May 07 2012

Commercial Lending During the Crisis: Credit Unions Vs. Banks

At a time when the economy needs kindling from any corner, credit unions’ stable commercial lending history shows they may be a helpful source.

This report, from David Smith, an economist at Pepperdine University’s Graziadio School of Business and Management, seeks to quantify the performance of credit union commercial lending at a time when credit unions seek to widen their access to the business lending market. If the economy needs as much kindling as possible, shouldn’t credit unions be able to help? Opponents of the loosened standards argue that increasing credit unions’ ability to lend to businesses goes against their historical mandate and should threaten their tax-exempt status, arguments that are beyond the scope of this report. What this research does address is the argument, echoed as recently as June 2011, that “business lending is risky and raises serious safety and soundness concerns” (Wilson 2011).

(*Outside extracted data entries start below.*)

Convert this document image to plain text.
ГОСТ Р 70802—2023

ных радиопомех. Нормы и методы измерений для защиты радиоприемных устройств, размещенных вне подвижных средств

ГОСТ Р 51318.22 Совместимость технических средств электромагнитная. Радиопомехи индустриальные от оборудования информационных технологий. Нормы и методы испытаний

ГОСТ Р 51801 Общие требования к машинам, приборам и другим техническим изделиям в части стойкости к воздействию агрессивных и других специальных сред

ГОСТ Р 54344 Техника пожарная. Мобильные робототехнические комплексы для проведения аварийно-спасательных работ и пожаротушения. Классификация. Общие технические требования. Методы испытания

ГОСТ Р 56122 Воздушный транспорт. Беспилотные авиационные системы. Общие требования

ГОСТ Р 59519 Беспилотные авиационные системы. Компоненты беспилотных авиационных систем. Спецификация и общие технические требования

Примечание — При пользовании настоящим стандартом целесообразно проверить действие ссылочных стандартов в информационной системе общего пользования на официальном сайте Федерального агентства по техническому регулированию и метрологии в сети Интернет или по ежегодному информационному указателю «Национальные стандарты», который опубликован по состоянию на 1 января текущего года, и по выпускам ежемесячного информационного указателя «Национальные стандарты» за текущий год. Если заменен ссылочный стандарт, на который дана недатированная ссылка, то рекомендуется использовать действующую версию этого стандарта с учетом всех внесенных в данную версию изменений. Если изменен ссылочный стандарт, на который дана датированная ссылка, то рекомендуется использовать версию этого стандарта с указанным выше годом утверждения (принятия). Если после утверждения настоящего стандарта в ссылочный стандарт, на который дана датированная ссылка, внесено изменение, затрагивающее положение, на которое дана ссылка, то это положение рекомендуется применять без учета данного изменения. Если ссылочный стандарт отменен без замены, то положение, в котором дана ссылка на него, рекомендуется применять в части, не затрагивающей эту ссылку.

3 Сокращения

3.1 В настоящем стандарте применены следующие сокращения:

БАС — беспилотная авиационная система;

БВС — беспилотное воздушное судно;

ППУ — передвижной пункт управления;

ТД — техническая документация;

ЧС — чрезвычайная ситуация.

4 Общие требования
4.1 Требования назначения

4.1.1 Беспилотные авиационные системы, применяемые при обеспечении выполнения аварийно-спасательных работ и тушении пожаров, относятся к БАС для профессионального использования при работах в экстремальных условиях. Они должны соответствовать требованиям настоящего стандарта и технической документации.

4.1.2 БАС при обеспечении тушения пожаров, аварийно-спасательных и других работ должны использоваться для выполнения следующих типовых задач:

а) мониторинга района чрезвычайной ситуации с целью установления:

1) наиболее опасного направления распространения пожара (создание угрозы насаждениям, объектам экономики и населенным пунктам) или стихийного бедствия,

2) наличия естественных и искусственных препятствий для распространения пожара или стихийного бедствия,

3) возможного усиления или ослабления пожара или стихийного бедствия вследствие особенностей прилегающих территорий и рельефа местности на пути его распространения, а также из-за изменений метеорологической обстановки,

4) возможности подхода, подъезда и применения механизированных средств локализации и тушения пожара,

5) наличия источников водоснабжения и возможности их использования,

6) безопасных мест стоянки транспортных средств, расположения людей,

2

This study builds on previous work by Smith and Stephen Woodbury from 2010, Withstanding a Financial Firestorm: Credit Unions vs. Banks (Madison, WI: Filene Research Institute). In it, the authors show that credit unions are surprisingly resilient to the downside of the business cycle, especially compared with commercial banks. According to that study, credit unions’ aggregate loan portfolios appear to be about 25% less sensitive to macroeconomic shocks than those of banks.

This report follows a similar methodology to examine business lending, a topic that has seen far less comparative research. Starting with high-level trends in lending, the analysis goes on to compare commercial lending delinquency and charge-off data from banks and credit unions, with special attention paid to how the two portfolios compare during unemployment spikes in the business cycle.